The aim of the course is to acquaint students with the scientific method, experimental design, research methodologies, the power of
information technology, and basic astronomical concepts. Students will learn about pulsars and how to search for them. To understand
these exotic stellar endpoints, students will learn about the physical processes involved in stellar evolution. These topics include the
physics of star formation, nuclear reactions that produce energy in stars, forces acting upon the star including gravity and radiative
pressure, and the physics of the endpoints of stellar evolution. Students will participate in online classes hosted by professional radio
astronomers from the National Radio Astronomy Observatory—the national laboratory for radio frequency astrophysics research.

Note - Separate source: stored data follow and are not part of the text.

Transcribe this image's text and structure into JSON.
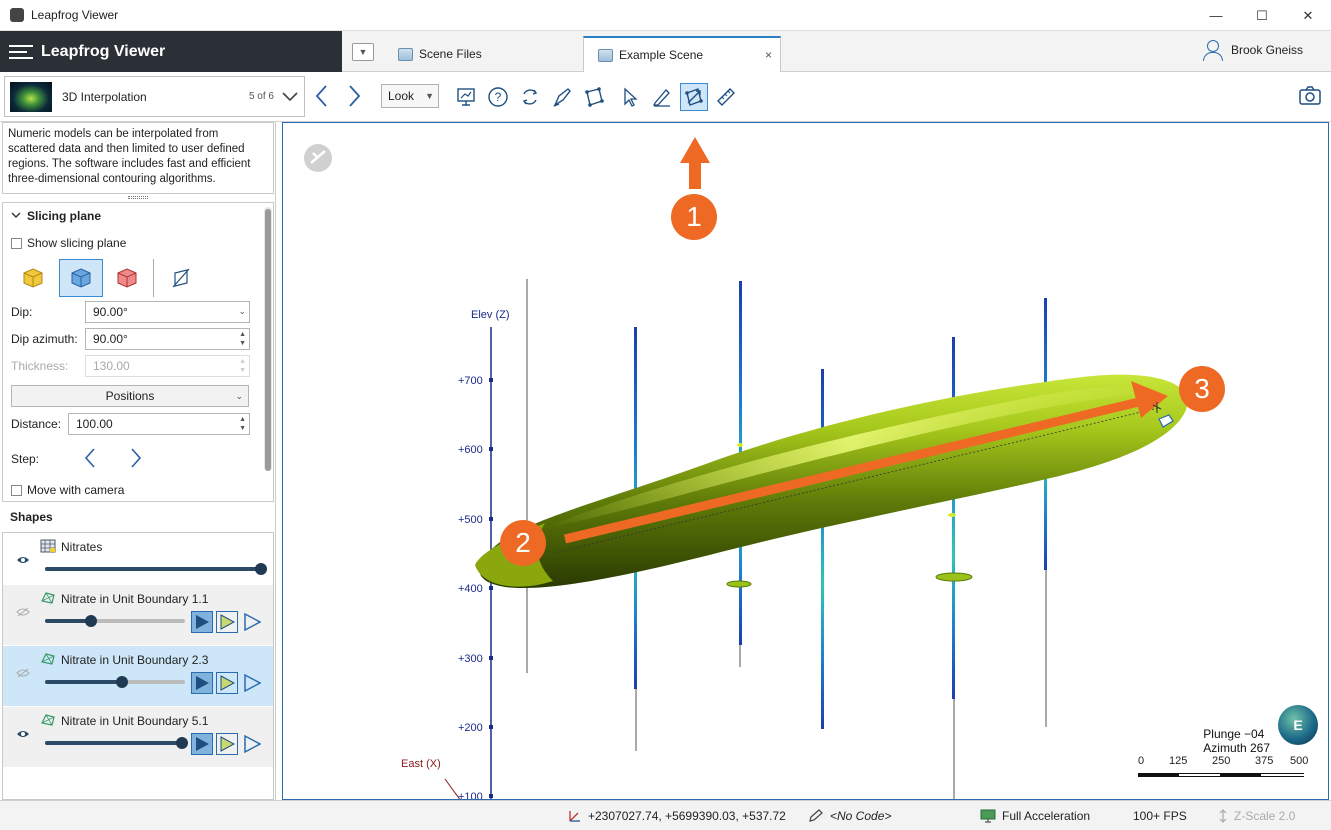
{
  "window": {
    "title": "Leapfrog Viewer",
    "minimize": "—",
    "maximize": "☐",
    "close": "✕"
  },
  "brand": {
    "name": "Leapfrog Viewer"
  },
  "tabs": [
    {
      "label": "Scene Files"
    },
    {
      "label": "Example Scene"
    }
  ],
  "tab_close": "×",
  "user": {
    "name": "Brook Gneiss"
  },
  "scene": {
    "name": "3D Interpolation",
    "count": "5 of 6"
  },
  "look": {
    "label": "Look"
  },
  "description": "Numeric models can be interpolated from scattered data and then limited to user defined regions. The software includes fast and efficient three-dimensional contouring algorithms.",
  "slicing": {
    "header": "Slicing plane",
    "show_label": "Show slicing plane",
    "dip_label": "Dip:",
    "dip_value": "90.00°",
    "dip_azimuth_label": "Dip azimuth:",
    "dip_azimuth_value": "90.00°",
    "thickness_label": "Thickness:",
    "thickness_value": "130.00",
    "positions_label": "Positions",
    "distance_label": "Distance:",
    "distance_value": "100.00",
    "step_label": "Step:",
    "move_label": "Move with camera"
  },
  "shapes": {
    "header": "Shapes",
    "items": [
      {
        "name": "Nitrates",
        "opacity": 1.0,
        "visible": true
      },
      {
        "name": "Nitrate in Unit Boundary 1.1",
        "opacity": 0.33,
        "visible": false
      },
      {
        "name": "Nitrate in Unit Boundary 2.3",
        "opacity": 0.55,
        "visible": false
      },
      {
        "name": "Nitrate in Unit Boundary 5.1",
        "opacity": 1.0,
        "visible": true
      }
    ]
  },
  "viewport": {
    "elev_label": "Elev (Z)",
    "east_label": "East (X)",
    "elev_ticks": [
      "+700",
      "+600",
      "+500",
      "+400",
      "+300",
      "+200",
      "+100"
    ],
    "plunge": "Plunge −04",
    "azimuth": "Azimuth 267",
    "compass_letter": "E",
    "scale_ticks": [
      "0",
      "125",
      "250",
      "375",
      "500"
    ],
    "callouts": [
      "1",
      "2",
      "3"
    ]
  },
  "status": {
    "coords": "+2307027.74, +5699390.03, +537.72",
    "code": "<No Code>",
    "acceleration": "Full Acceleration",
    "fps": "100+ FPS",
    "zscale": "Z-Scale 2.0"
  },
  "colors": {
    "accent": "#2b6cb0",
    "callout": "#ee6a24",
    "brand_bg": "#2b2f36",
    "model": "#9bc21a"
  }
}
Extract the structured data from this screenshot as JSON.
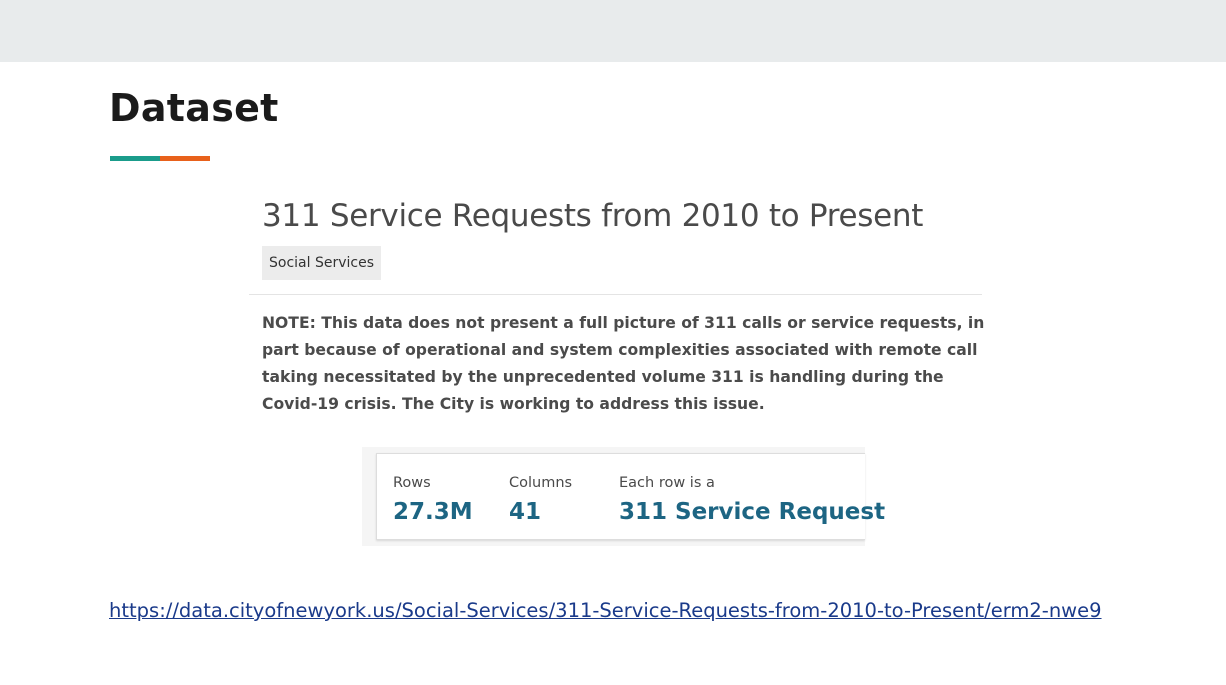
{
  "slide": {
    "title": "Dataset",
    "accent_colors": [
      "#1a9c8b",
      "#e8611b"
    ]
  },
  "dataset": {
    "title": "311 Service Requests from 2010 to Present",
    "category": "Social Services",
    "note": "NOTE: This data does not present a full picture of 311 calls or service requests, in part because of operational and system complexities associated with remote call taking necessitated by the unprecedented volume 311 is handling during the Covid-19 crisis. The City is working to address this issue.",
    "stats": {
      "rows_label": "Rows",
      "rows_value": "27.3M",
      "columns_label": "Columns",
      "columns_value": "41",
      "each_row_label": "Each row is a",
      "each_row_value": "311 Service Request"
    }
  },
  "link": {
    "url": "https://data.cityofnewyork.us/Social-Services/311-Service-Requests-from-2010-to-Present/erm2-nwe9"
  }
}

Students will learn experimental processes in astronomy, including data reduction, calibration, interpretation and analysis—skills that
translate to all other disciplines of science. As a culminating activity, students undertake their own experiment—a search for previously
undetected pulsars by mining and analyzing GBT data. Students will present their research at the PSC capstone at West Virginia
University in May.
7014: SSE 120. Introduction to Satellites and Space Systems
DUAL CREDIT w/MSU
Grade Level: 11, 12
1.5 Credits
Introduction to Satellites and Space Systems (ISSS) is an MSU dual credit course taught by world renowned aerospace engineer, Bob Twiggs via
internet and is facilitated by Mrs. Carter. ISSS is second in a proposed three year sequence of courses offered to prepare students in a career in
aerospace engineering. Topics include: space in our lives, exploring space, the space environment, orbital motion, computing orbital elements and
predicting and getting into orbit, maneuvering in space, returning from space: re-entry, space systems engineering, space vehicle control systems,
spacecraft subsystems, rockets launch vehicles, space operations and using space. Students will learn the basics of electronic, AC and DC circuits,
and to solder. Students will design, build, test and launch satellite-type devices (i.e. WalkBots, CricketSat and CanSat). Students will have the
opportunity to earn an amateur radio license to communicate on air with such devices. Students will take multiple field trips to the Morehead State
University Space Science Center to meet the faculty/staff, tour the facility (including the 21-meter space tracking antenna) and to use state of the
art equipment for design and construction.